After graduating from Morehouse College in 1965 and Harvard University in 1968, Attorney Lorenzo Merritt began his legal career as a professor teaching at various universities across the country from New York to Chicago to Sacramento. As a young man, he soon began to think about what was going on back in his home state of Georgia. During this time, the Civil Rights Movement was in full swing and he decided to move back to assist with the progression of the Civil Rights struggle and to fight for equality for all.
After returning to Georgia, Attorney Merritt started his own practice which is now the Merritt & Merritt Law Firm. Over the past 40 years, he has successfully practiced many areas of law with the most notable being car accident, personal injury, criminal and civil rights law. In the area of car accidents and personal injury, he has assisted thousands of clients collecting in excess $10 Million Dollars. On top of that, he has assisted many criminal clients with cases ranging from felony murder to armed robbery and Federal cases. Also, Merritt was involved with groundbreaking Civil Rights cases which forced School Districts to comply with hiring African Americans and other people of color if they are qualified.
Attorney Merritt was also recently recognized by the National Black Lawyers-Top 100. This organization is an invitation only professional honorary association which recognizes exemplary attorneys nationally for their commitment to the law and community they serve.

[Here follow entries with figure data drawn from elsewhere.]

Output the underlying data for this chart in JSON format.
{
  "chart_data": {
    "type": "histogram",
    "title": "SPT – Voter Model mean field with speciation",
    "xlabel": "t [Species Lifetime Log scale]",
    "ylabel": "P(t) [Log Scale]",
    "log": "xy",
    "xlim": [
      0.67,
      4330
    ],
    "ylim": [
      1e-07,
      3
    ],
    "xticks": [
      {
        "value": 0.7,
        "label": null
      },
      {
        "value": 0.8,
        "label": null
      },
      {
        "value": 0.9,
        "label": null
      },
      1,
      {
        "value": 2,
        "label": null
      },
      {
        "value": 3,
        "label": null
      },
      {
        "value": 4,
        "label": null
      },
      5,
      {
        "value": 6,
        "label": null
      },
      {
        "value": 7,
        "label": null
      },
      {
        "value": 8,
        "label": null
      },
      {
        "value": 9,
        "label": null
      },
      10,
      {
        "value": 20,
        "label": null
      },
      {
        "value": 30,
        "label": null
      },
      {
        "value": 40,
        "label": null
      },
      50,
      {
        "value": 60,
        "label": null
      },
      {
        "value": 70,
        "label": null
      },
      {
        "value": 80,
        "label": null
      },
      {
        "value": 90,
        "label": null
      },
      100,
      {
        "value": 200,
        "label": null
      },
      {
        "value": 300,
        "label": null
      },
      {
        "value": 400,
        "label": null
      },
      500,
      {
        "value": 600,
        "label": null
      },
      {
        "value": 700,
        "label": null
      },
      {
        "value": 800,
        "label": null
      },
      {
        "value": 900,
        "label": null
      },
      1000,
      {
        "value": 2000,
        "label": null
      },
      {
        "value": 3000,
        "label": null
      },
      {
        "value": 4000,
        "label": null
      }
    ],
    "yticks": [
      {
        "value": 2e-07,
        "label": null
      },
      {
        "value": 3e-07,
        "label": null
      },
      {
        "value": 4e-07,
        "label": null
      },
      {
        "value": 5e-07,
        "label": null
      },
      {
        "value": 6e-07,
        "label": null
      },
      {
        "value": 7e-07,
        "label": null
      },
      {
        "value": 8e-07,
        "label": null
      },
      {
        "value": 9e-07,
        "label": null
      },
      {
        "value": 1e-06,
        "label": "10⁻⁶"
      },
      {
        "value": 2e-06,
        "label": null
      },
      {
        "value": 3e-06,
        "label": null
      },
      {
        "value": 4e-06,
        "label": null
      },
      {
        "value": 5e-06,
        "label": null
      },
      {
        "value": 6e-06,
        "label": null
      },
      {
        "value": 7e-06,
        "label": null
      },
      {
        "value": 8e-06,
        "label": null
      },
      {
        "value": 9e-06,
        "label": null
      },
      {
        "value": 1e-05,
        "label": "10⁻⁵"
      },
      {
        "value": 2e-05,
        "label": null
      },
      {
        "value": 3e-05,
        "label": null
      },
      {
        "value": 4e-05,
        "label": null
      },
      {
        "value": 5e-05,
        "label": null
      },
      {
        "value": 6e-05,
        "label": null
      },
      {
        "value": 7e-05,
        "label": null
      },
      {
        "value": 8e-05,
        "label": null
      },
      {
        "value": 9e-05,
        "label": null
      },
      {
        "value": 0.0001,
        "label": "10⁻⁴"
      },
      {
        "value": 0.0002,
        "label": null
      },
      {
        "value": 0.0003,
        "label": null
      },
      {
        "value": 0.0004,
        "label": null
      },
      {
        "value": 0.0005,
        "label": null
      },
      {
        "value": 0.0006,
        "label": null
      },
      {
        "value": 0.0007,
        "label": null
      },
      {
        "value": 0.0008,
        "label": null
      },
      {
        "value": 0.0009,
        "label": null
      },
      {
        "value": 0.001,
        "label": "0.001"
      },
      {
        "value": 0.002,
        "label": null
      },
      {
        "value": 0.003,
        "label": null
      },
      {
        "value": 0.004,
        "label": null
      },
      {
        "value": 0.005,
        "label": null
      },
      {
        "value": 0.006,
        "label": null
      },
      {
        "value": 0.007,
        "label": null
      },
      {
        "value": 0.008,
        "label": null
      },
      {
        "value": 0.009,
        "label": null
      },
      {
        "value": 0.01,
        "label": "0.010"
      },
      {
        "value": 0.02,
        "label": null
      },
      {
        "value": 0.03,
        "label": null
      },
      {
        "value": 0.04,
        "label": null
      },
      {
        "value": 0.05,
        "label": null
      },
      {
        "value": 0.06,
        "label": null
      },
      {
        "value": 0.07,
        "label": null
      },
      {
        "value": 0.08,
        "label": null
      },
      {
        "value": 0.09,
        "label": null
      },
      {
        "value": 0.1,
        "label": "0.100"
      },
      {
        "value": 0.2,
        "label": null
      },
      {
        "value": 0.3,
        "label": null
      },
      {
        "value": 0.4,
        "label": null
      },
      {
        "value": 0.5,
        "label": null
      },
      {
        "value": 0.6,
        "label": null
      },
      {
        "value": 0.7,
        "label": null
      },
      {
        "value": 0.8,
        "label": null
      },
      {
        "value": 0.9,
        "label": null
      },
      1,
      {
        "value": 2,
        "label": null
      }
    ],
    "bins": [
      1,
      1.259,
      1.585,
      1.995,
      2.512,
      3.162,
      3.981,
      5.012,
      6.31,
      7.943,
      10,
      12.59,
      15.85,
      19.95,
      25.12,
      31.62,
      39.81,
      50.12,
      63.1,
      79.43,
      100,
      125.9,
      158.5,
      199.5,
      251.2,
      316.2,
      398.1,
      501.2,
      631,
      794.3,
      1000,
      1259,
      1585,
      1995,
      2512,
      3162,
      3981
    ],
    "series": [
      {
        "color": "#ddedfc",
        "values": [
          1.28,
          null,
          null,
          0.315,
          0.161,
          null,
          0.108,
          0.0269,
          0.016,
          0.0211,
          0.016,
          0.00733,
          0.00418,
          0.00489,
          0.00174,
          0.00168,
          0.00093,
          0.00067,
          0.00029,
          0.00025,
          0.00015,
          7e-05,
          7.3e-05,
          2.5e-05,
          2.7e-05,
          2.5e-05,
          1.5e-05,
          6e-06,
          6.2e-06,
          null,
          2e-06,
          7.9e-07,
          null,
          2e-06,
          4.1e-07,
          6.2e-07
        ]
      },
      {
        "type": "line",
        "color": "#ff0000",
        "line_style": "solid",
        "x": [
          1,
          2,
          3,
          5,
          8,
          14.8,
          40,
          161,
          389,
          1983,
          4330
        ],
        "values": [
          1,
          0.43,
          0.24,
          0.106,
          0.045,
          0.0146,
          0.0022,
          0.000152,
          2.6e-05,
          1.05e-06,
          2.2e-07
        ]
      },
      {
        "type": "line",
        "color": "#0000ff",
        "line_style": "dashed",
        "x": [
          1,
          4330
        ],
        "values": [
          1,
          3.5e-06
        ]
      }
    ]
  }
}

The State Bar of Georgia along with the Center for Civil and Human Rights in Atlanta recently acknowledged Attorney Merritt for his contribution in the struggle for equality during the Civil Rights Movement. The honored included financiers, lawyers, organizers or activists working diligently to fight racial injustice. President Perkins-Hooker of the Georgia Bar said: "It's an honor to express my appreciation to those whose service has helped forge a path for people like me." And went on to say: "Often they faced the threat of death, but they persevered so that every human being would have equal access to opportunity."